The river flowed quietly through the trees - in summer, Lucas said he could hear singing - and his final chore was a simple, rough hewn foot bridge.  It curved sturdily and gracefully from one bank to the other and was perfect for fishing.  A multitude of wild birds fed at one side where he had erected a number of feeders and deer came to the salt lick on the opposite bank.  Lucas watched it all from his place on the shaded front porch, watched and was content.  He tolerated the occasional visitors, provided they didn't outstay their welcome, but mostly he preferred to be commune with nature alone.  He had always been a private man, a gentle soul and a pacifist with a tender heart who treasured wildlife and practiced a live and let live philosophy.  Even sleepy little Elliot with its country ways and natural Yankee reticence had been too social for him - the village knew this and respected him for it - but for Mrs. Hudson, a quiet and efficient widow woman who never carried tales and came once a week to cook and clean, no one saw him regularly.  

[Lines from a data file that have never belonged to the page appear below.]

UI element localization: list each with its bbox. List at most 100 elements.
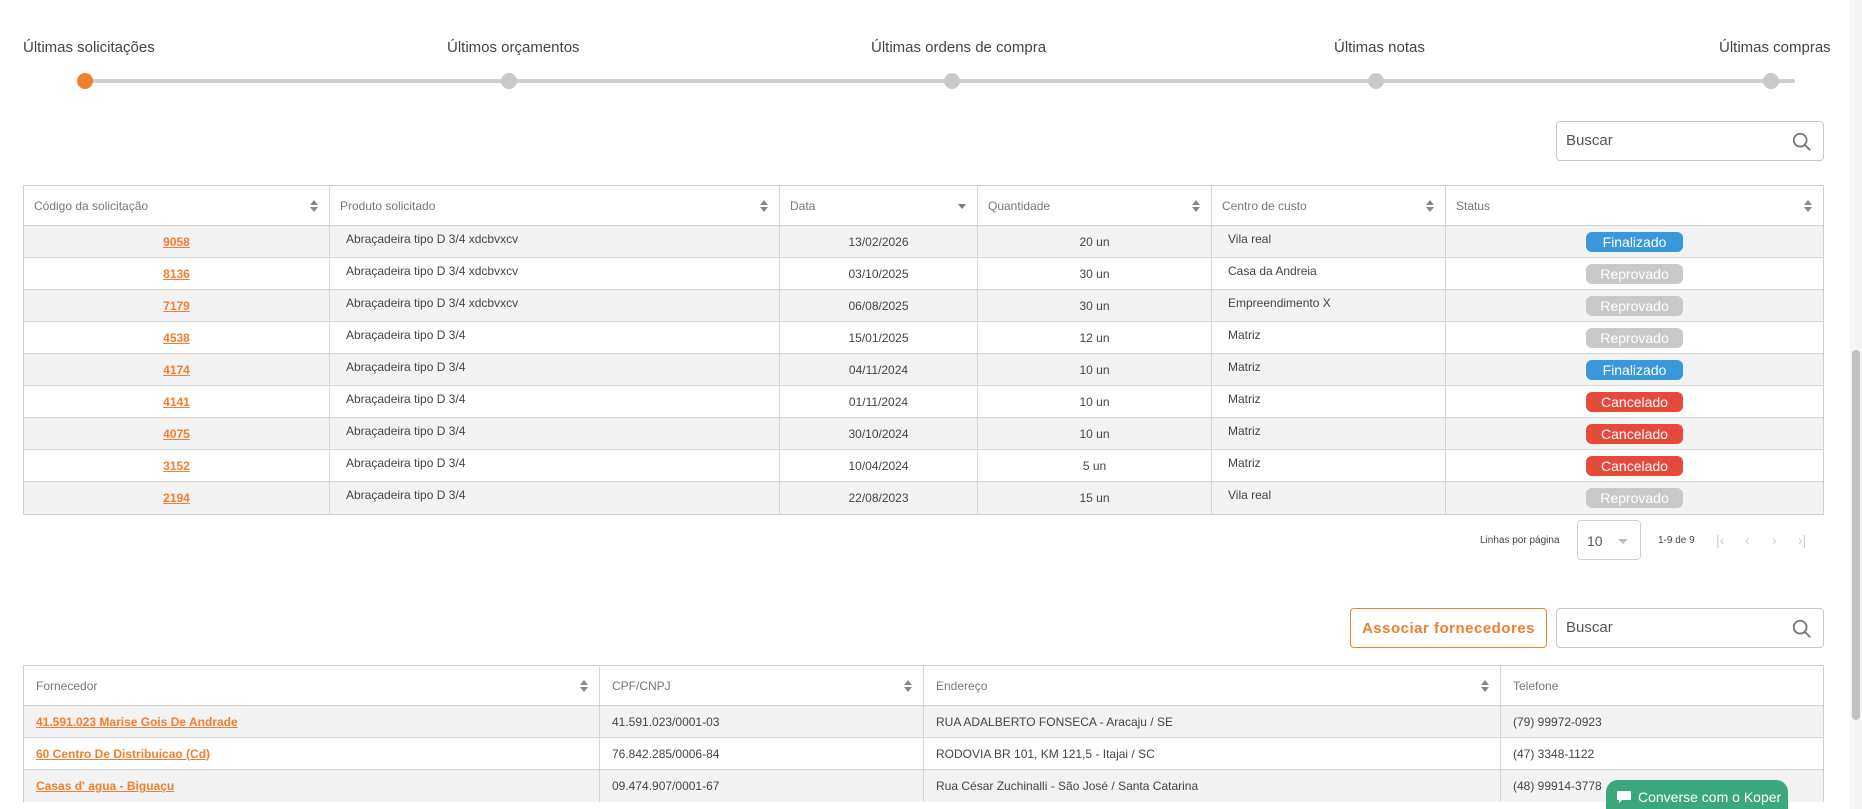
suppliers-search-input[interactable]	[1566, 619, 1766, 636]
request-code-link[interactable]: 8136	[163, 267, 190, 281]
product-cell: Abraçadeira tipo D 3/4	[330, 418, 780, 449]
date-cell: 04/11/2024	[780, 354, 978, 385]
prev-page-icon[interactable]: ‹	[1745, 532, 1750, 548]
col-product[interactable]: Produto solicitado	[330, 186, 780, 225]
cost-center-cell: Empreendimento X	[1212, 290, 1446, 321]
table-row[interactable]: 4075 Abraçadeira tipo D 3/4 30/10/2024 10 u…	[24, 418, 1823, 450]
chat-widget-button[interactable]: Converse com o Koper	[1606, 780, 1788, 809]
suppliers-table: Fornecedor CPF/CNPJ Endereço Telefone 41…	[23, 665, 1824, 802]
table-body: 41.591.023 Marise Gois De Andrade 41.591.…	[24, 706, 1823, 802]
sort-icon[interactable]	[309, 199, 319, 213]
cost-center-cell: Matriz	[1212, 450, 1446, 481]
request-code-cell: 2194	[24, 482, 330, 514]
col-cost-center[interactable]: Centro de custo	[1212, 186, 1446, 225]
col-quantity[interactable]: Quantidade	[978, 186, 1212, 225]
request-code-link[interactable]: 4174	[163, 363, 190, 377]
table-row[interactable]: 41.591.023 Marise Gois De Andrade 41.591.…	[24, 706, 1823, 738]
step-dot-invoices[interactable]	[1368, 73, 1384, 89]
table-row[interactable]: Casas d' agua - Biguaçu 09.474.907/0001-6…	[24, 770, 1823, 802]
quantity-cell: 30 un	[978, 290, 1212, 321]
step-requests[interactable]: Últimas solicitações	[23, 39, 155, 56]
quantity-cell: 10 un	[978, 386, 1212, 417]
sort-icon[interactable]	[1480, 679, 1490, 693]
associate-suppliers-button[interactable]: Associar fornecedores	[1350, 608, 1547, 648]
step-purchase-orders[interactable]: Últimas ordens de compra	[871, 39, 1046, 56]
status-badge: Reprovado	[1586, 263, 1683, 284]
step-dot-purchases[interactable]	[1763, 73, 1779, 89]
step-dot-quotes[interactable]	[501, 73, 517, 89]
sort-icon[interactable]	[903, 679, 913, 693]
col-status[interactable]: Status	[1446, 186, 1823, 225]
chat-icon	[1617, 791, 1631, 803]
product-cell: Abraçadeira tipo D 3/4	[330, 386, 780, 417]
step-quotes[interactable]: Últimos orçamentos	[447, 39, 580, 56]
sort-icon[interactable]	[1425, 199, 1435, 213]
phone-cell: (79) 99972-0923	[1513, 714, 1602, 729]
suppliers-search	[1556, 608, 1824, 648]
product-cell: Abraçadeira tipo D 3/4 xdcbvxcv	[330, 258, 780, 289]
col-document[interactable]: CPF/CNPJ	[600, 666, 924, 705]
table-row[interactable]: 4538 Abraçadeira tipo D 3/4 15/01/2025 12 u…	[24, 322, 1823, 354]
chevron-down-icon	[1618, 539, 1628, 544]
request-code-cell: 4174	[24, 354, 330, 385]
col-phone[interactable]: Telefone	[1501, 666, 1823, 705]
step-purchases[interactable]: Últimas compras	[1719, 39, 1831, 56]
requests-search-input[interactable]	[1566, 132, 1766, 149]
request-code-link[interactable]: 9058	[163, 235, 190, 249]
request-code-link[interactable]: 4141	[163, 395, 190, 409]
table-body: 9058 Abraçadeira tipo D 3/4 xdcbvxcv 13/02…	[24, 226, 1823, 514]
sort-desc-icon[interactable]	[957, 199, 967, 213]
next-page-icon[interactable]: ›	[1772, 532, 1777, 548]
status-badge: Finalizado	[1586, 359, 1683, 380]
table-row[interactable]: 4174 Abraçadeira tipo D 3/4 04/11/2024 10 u…	[24, 354, 1823, 386]
step-invoices[interactable]: Últimas notas	[1334, 39, 1425, 56]
table-row[interactable]: 9058 Abraçadeira tipo D 3/4 xdcbvxcv 13/02…	[24, 226, 1823, 258]
request-code-link[interactable]: 2194	[163, 491, 190, 505]
last-page-icon[interactable]: ›|	[1798, 532, 1806, 548]
page-scrollbar[interactable]	[1850, 0, 1862, 809]
status-badge: Cancelado	[1586, 391, 1683, 412]
rows-per-page-label: Linhas por página	[1480, 535, 1560, 546]
search-icon[interactable]	[1791, 618, 1813, 640]
col-address[interactable]: Endereço	[924, 666, 1501, 705]
sort-icon[interactable]	[1803, 199, 1813, 213]
table-row[interactable]: 4141 Abraçadeira tipo D 3/4 01/11/2024 10 u…	[24, 386, 1823, 418]
supplier-link[interactable]: Casas d' agua - Biguaçu	[36, 779, 174, 793]
phone-cell: (47) 3348-1122	[1513, 746, 1595, 761]
stepper-track	[85, 79, 1795, 83]
search-icon[interactable]	[1791, 131, 1813, 153]
supplier-link[interactable]: 60 Centro De Distribuicao (Cd)	[36, 747, 210, 761]
cost-center-cell: Matriz	[1212, 322, 1446, 353]
request-code-link[interactable]: 4538	[163, 331, 190, 345]
step-dot-requests[interactable]	[77, 73, 93, 89]
request-code-cell: 4538	[24, 322, 330, 353]
scrollbar-thumb[interactable]	[1852, 350, 1860, 720]
sort-icon[interactable]	[579, 679, 589, 693]
table-row[interactable]: 2194 Abraçadeira tipo D 3/4 22/08/2023 15 u…	[24, 482, 1823, 514]
col-date[interactable]: Data	[780, 186, 978, 225]
supplier-link[interactable]: 41.591.023 Marise Gois De Andrade	[36, 715, 238, 729]
sort-icon[interactable]	[759, 199, 769, 213]
request-code-link[interactable]: 3152	[163, 459, 190, 473]
table-row[interactable]: 8136 Abraçadeira tipo D 3/4 xdcbvxcv 03/10…	[24, 258, 1823, 290]
request-code-link[interactable]: 7179	[163, 299, 190, 313]
product-cell: Abraçadeira tipo D 3/4	[330, 482, 780, 514]
first-page-icon[interactable]: |‹	[1716, 532, 1724, 548]
request-code-cell: 4141	[24, 386, 330, 417]
document-cell: 76.842.285/0006-84	[600, 738, 924, 769]
table-row[interactable]: 3152 Abraçadeira tipo D 3/4 10/04/2024 5 un…	[24, 450, 1823, 482]
request-code-link[interactable]: 4075	[163, 427, 190, 441]
sort-icon[interactable]	[1191, 199, 1201, 213]
step-dot-purchase-orders[interactable]	[944, 73, 960, 89]
status-badge: Cancelado	[1586, 423, 1683, 444]
rows-per-page-select[interactable]: 10	[1577, 520, 1641, 560]
date-cell: 15/01/2025	[780, 322, 978, 353]
col-supplier[interactable]: Fornecedor	[24, 666, 600, 705]
cost-center-cell: Casa da Andreia	[1212, 258, 1446, 289]
table-row[interactable]: 7179 Abraçadeira tipo D 3/4 xdcbvxcv 06/08…	[24, 290, 1823, 322]
document-cell: 09.474.907/0001-67	[600, 770, 924, 802]
col-request-code[interactable]: Código da solicitação	[24, 186, 330, 225]
date-cell: 10/04/2024	[780, 450, 978, 481]
table-row[interactable]: 60 Centro De Distribuicao (Cd) 76.842.285…	[24, 738, 1823, 770]
cost-center-cell: Matriz	[1212, 418, 1446, 449]
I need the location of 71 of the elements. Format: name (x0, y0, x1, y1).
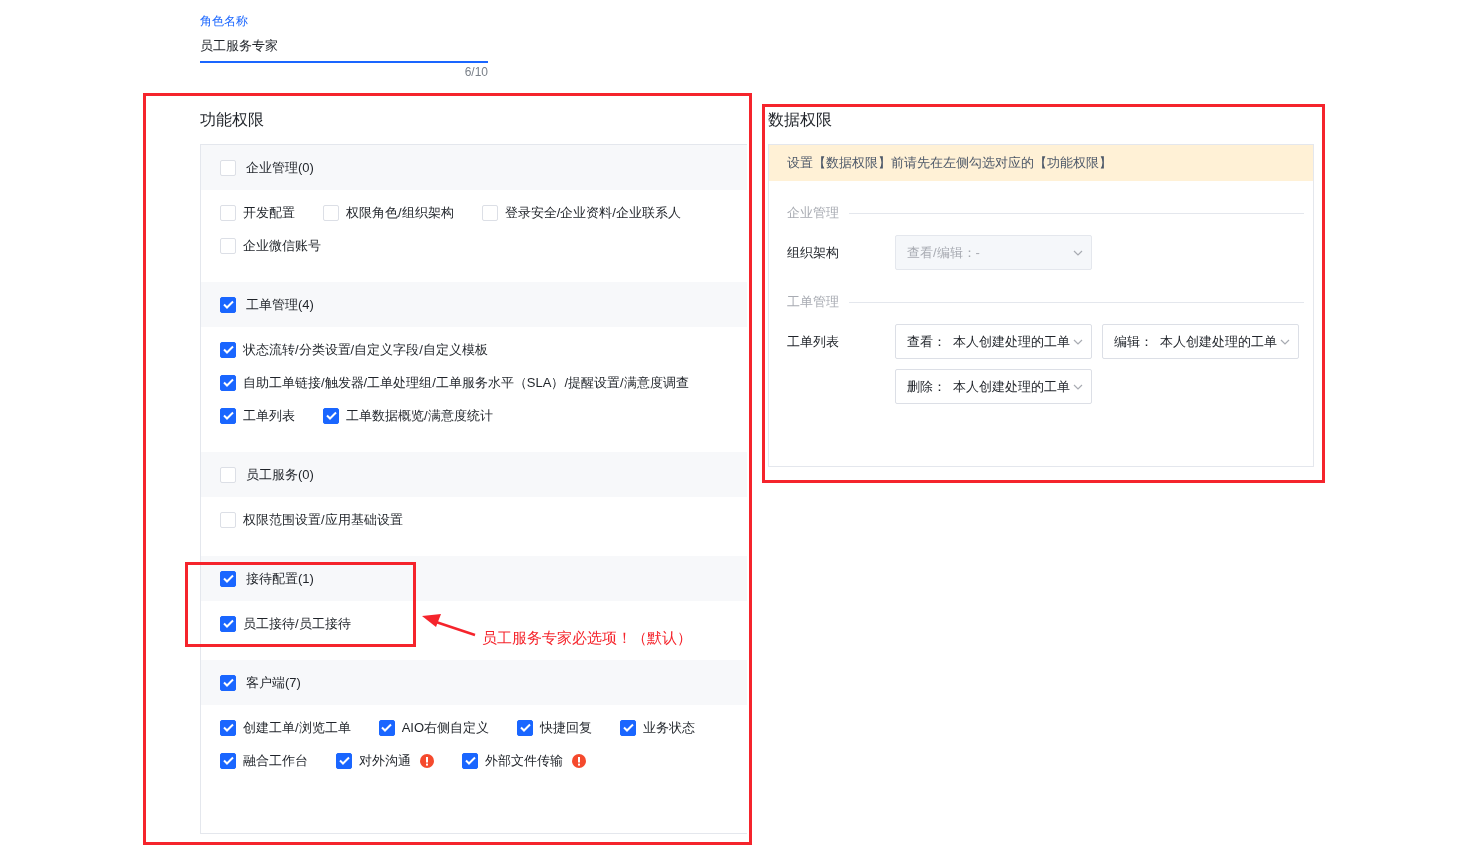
role-name-field[interactable]: 员工服务专家 (200, 31, 488, 63)
check-icon (222, 574, 234, 583)
permission-label: AIO右侧自定义 (401, 718, 490, 737)
permission-label: 对外沟通 (359, 751, 411, 770)
check-icon (222, 723, 234, 732)
chevron-icon (1073, 338, 1083, 345)
section-title: 数据权限 (768, 110, 833, 130)
check-icon (381, 723, 393, 732)
checkbox[interactable] (323, 407, 339, 424)
permission-label: 权限角色/组织架构 (346, 203, 454, 222)
field-label: 角色名称 (200, 13, 249, 30)
group-label: 工单管理(4) (246, 295, 314, 314)
check-icon (222, 378, 234, 387)
checkbox[interactable] (220, 752, 236, 769)
row-label: 工单列表 (787, 333, 840, 351)
checkbox[interactable] (517, 719, 534, 736)
group-label: 企业管理(0) (246, 158, 314, 177)
check-icon (622, 723, 634, 732)
annotation-arrow (421, 613, 477, 637)
row-label: 组织架构 (787, 244, 840, 262)
permission-label: 外部文件传输 (485, 751, 563, 770)
check-icon (519, 723, 531, 732)
checkbox[interactable] (220, 296, 236, 313)
checkbox[interactable] (220, 719, 236, 736)
check-icon (222, 756, 234, 765)
checkbox[interactable] (220, 341, 236, 358)
section-heading: 企业管理 (787, 204, 839, 222)
checkbox[interactable] (220, 374, 236, 391)
chevron-icon (1073, 383, 1083, 390)
check-icon (338, 756, 350, 765)
check-icon (325, 411, 337, 420)
check-icon (222, 345, 234, 354)
scope-dropdown[interactable]: 删除： 本人创建处理的工单 (895, 369, 1092, 404)
checkbox[interactable] (620, 719, 637, 736)
permission-label: 权限范围设置/应用基础设置 (243, 510, 403, 529)
character-counter: 6/10 (463, 65, 488, 81)
check-icon (222, 619, 234, 628)
permission-label: 自助工单链接/触发器/工单处理组/工单服务水平（SLA）/提醒设置/满意度调查 (243, 373, 689, 392)
permission-label: 员工接待/员工接待 (243, 614, 351, 633)
permission-label: 快捷回复 (540, 718, 593, 737)
checkbox[interactable] (220, 570, 236, 587)
permission-label: 工单列表 (243, 406, 295, 425)
checkbox[interactable] (220, 407, 236, 424)
group-label: 客户端(7) (246, 673, 301, 692)
permission-label: 企业微信账号 (243, 236, 321, 255)
permission-label: 登录安全/企业资料/企业联系人 (504, 203, 681, 222)
permission-label: 融合工作台 (243, 751, 308, 770)
check-icon (222, 411, 234, 420)
chevron-icon (1073, 249, 1083, 256)
scope-dropdown[interactable]: 查看： 本人创建处理的工单 (895, 324, 1092, 359)
section-title: 功能权限 (200, 110, 265, 130)
group-label: 接待配置(1) (246, 569, 314, 588)
section-heading: 工单管理 (787, 293, 839, 311)
permission-label: 业务状态 (643, 718, 696, 737)
checkbox[interactable] (220, 674, 236, 691)
chevron-icon (1280, 338, 1290, 345)
check-icon (222, 678, 234, 687)
permission-label: 创建工单/浏览工单 (243, 718, 351, 737)
checkbox[interactable] (378, 719, 395, 736)
checkbox[interactable] (336, 752, 352, 769)
checkbox[interactable] (220, 615, 236, 632)
permission-label: 状态流转/分类设置/自定义字段/自定义模板 (243, 340, 488, 359)
group-label: 员工服务(0) (246, 465, 314, 484)
check-icon (222, 300, 234, 309)
permission-label: 工单数据概览/满意度统计 (346, 406, 493, 425)
scope-dropdown[interactable]: 编辑： 本人创建处理的工单 (1102, 324, 1299, 359)
annotation-text: 员工服务专家必选项！（默认） (482, 629, 692, 648)
permission-label: 开发配置 (243, 203, 295, 222)
check-icon (464, 756, 476, 765)
notice-banner: 设置【数据权限】前请先在左侧勾选对应的【功能权限】 (769, 145, 1313, 181)
checkbox[interactable] (462, 752, 478, 769)
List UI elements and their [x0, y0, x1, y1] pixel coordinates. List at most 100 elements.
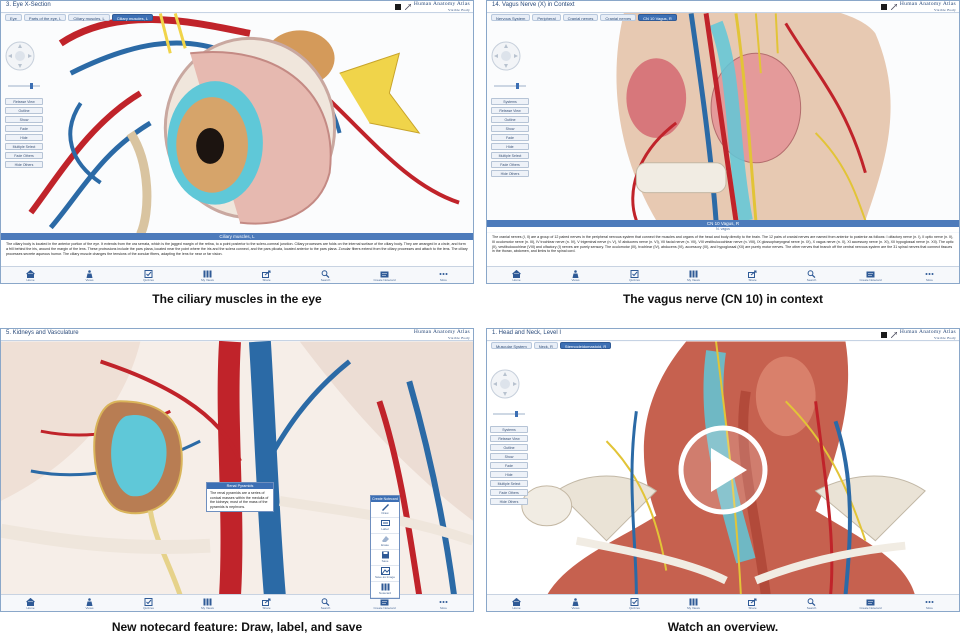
quiz-icon: [144, 597, 153, 606]
fade-button[interactable]: Fade: [490, 462, 528, 469]
erase-tool[interactable]: Erase: [371, 535, 399, 550]
share-icon: [748, 598, 757, 606]
breadcrumb-item[interactable]: Muscular System: [491, 342, 532, 349]
hide-button[interactable]: Hide: [5, 134, 43, 141]
draw-tool[interactable]: Draw: [371, 503, 399, 518]
expand-icon[interactable]: [891, 332, 897, 338]
play-video-button[interactable]: [677, 424, 769, 516]
tab-quizzes[interactable]: Quizzes: [129, 269, 169, 282]
tab-quizzes[interactable]: Quizzes: [615, 597, 655, 610]
zoom-slider[interactable]: [5, 82, 43, 90]
hide-button[interactable]: Hide: [490, 471, 528, 478]
multiple-select-button[interactable]: Multiple Select: [491, 152, 529, 159]
figure-icon: [86, 269, 93, 278]
breadcrumb-item[interactable]: Cranial nerves: [600, 14, 637, 21]
eraser-icon: [381, 536, 389, 542]
navigation-pad-icon[interactable]: [491, 41, 521, 71]
outline-button[interactable]: Outline: [490, 444, 528, 451]
systems-button[interactable]: Systems: [491, 98, 529, 105]
outline-button[interactable]: Outline: [5, 107, 43, 114]
more-icon: [925, 600, 934, 603]
breadcrumb-item-active[interactable]: Ciliary muscles, L: [111, 14, 154, 21]
tab-views[interactable]: Views: [556, 597, 596, 610]
tab-views[interactable]: Views: [70, 269, 110, 282]
breadcrumb-item[interactable]: Cranial nerves: [562, 14, 599, 21]
outline-button[interactable]: Outline: [491, 116, 529, 123]
layer-icon[interactable]: [881, 4, 887, 10]
show-button[interactable]: Show: [5, 116, 43, 123]
zoom-slider[interactable]: [490, 410, 528, 418]
tab-more[interactable]: More: [424, 269, 464, 282]
breadcrumb-item[interactable]: Eye: [5, 14, 22, 21]
expand-icon[interactable]: [405, 4, 411, 10]
head-neck-3d-model[interactable]: [487, 13, 959, 221]
tab-create-notecard[interactable]: Create Notecard: [851, 269, 891, 282]
tab-share[interactable]: Share: [733, 269, 773, 282]
tab-home[interactable]: Home: [11, 597, 51, 610]
breadcrumb-item[interactable]: Nervous System: [491, 14, 531, 21]
multiple-select-button[interactable]: Multiple Select: [5, 143, 43, 150]
tab-share[interactable]: Share: [247, 597, 287, 610]
label-callout[interactable]: Renal Pyramids The renal pyramids are a …: [206, 482, 274, 513]
layer-icon[interactable]: [881, 332, 887, 338]
hide-others-button[interactable]: Hide Others: [5, 161, 43, 168]
fade-button[interactable]: Fade: [5, 125, 43, 132]
hide-others-button[interactable]: Hide Others: [491, 170, 529, 177]
save-image-tool[interactable]: Save as Image: [371, 567, 399, 582]
tab-search[interactable]: Search: [306, 269, 346, 282]
breadcrumb-item-active[interactable]: CN 10 Vagus, R: [638, 14, 677, 21]
tab-my-views[interactable]: My Views: [674, 269, 714, 282]
tab-share[interactable]: Share: [247, 269, 287, 282]
fade-others-button[interactable]: Fade Others: [491, 161, 529, 168]
expand-icon[interactable]: [891, 4, 897, 10]
systems-button[interactable]: Systems: [490, 426, 528, 433]
tab-search[interactable]: Search: [792, 597, 832, 610]
tab-search[interactable]: Search: [306, 597, 346, 610]
fade-others-button[interactable]: Fade Others: [5, 152, 43, 159]
tab-home[interactable]: Home: [11, 269, 51, 282]
tab-quizzes[interactable]: Quizzes: [615, 269, 655, 282]
tab-my-views[interactable]: My Views: [188, 597, 228, 610]
hide-others-button[interactable]: Hide Others: [490, 498, 528, 505]
zoom-slider[interactable]: [491, 82, 529, 90]
share-icon: [262, 598, 271, 606]
kidney-3d-model[interactable]: [1, 341, 473, 596]
tab-my-views[interactable]: My Views: [674, 597, 714, 610]
image-icon: [380, 567, 390, 575]
tab-views[interactable]: Views: [70, 597, 110, 610]
tab-share[interactable]: Share: [733, 597, 773, 610]
tab-create-notecard[interactable]: Create Notecard: [365, 269, 405, 282]
breadcrumb-item[interactable]: Neck, R: [533, 342, 558, 349]
breadcrumb-item[interactable]: Peripheral: [532, 14, 561, 21]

It could've gone on that way for years except for the hunters who arrived the second November after the cabin was complete.  They were a brutish bunch, loud and arrogant and determined to take home trophies at any cost.  They didn't concern themselves with private property overmuch, confident that all of Maine was on their side, but they hadn't counted on Lucas.  When he discovered them at the footbridge, he ordered them off his land - they argued, he shouldered his 10 gauge, they retreated - but without much dignity.  Mrs. Hudson came upon the badly wounded doe the following morning, hidden in the brush and waiting to die with an arrow through her flank and a mangled back leg.  The normally sedate and close mouthed widow dropped her basket and ran like a mad woman across the footbridge and up the flagstone path, startling Lucas who was in the middle of shaving into cutting himself badly before he snatched up his flannel shirt and ran barefoot and bleeding back toward the injured animal.

Call Doc Lee!  he yelled over his shoulder, his face dark with rage, and Chief Greer!  Do it now!

The deer, half dead with stress, shock and blood loss, was too weak to protest when Lucas picked her up and carried her back to the cabin.  He laid her on the rug in front of the fire and covered her with wool blankets, stroked her heaving side and spoke softly.  

A doe!  Mrs. Hudson spat, as she packed the wound with dish towels and applied as much pressure as she dared, They shot a doe!  Bastards!

The deer's survival was, as Doc Lee allowed later, nothing less than a miracle.   She was transported to the wildlife rehabilitation center at Durham but the damage was severe and while she recovered, she was never whole again.  No one was surprised when Lucas built an enclosure and a miniature barn and took her in, crippled back leg and all, and cared for her the rest of her life.  Despite Chief Greer's best efforts, the hunters were gone by first light the next morning and across the border by breakfast.  They weren't apprehended but each name was given to the game wardens and posted with Inland Fisheries and Wildlife and they at least had the wisdom to never return.

Just as well, Chief Greer was heard to say, a little regretfully perhaps, Sure as shootin' Lucas'd gone after 'em and I can't say I'd have had the heart to stop him.

The doe lived out her life next to the cabin on Powder River.  On warm summer evenings when the moon hung low and the stars were very bright, she and Lucas kept each other company and listened to the river sing.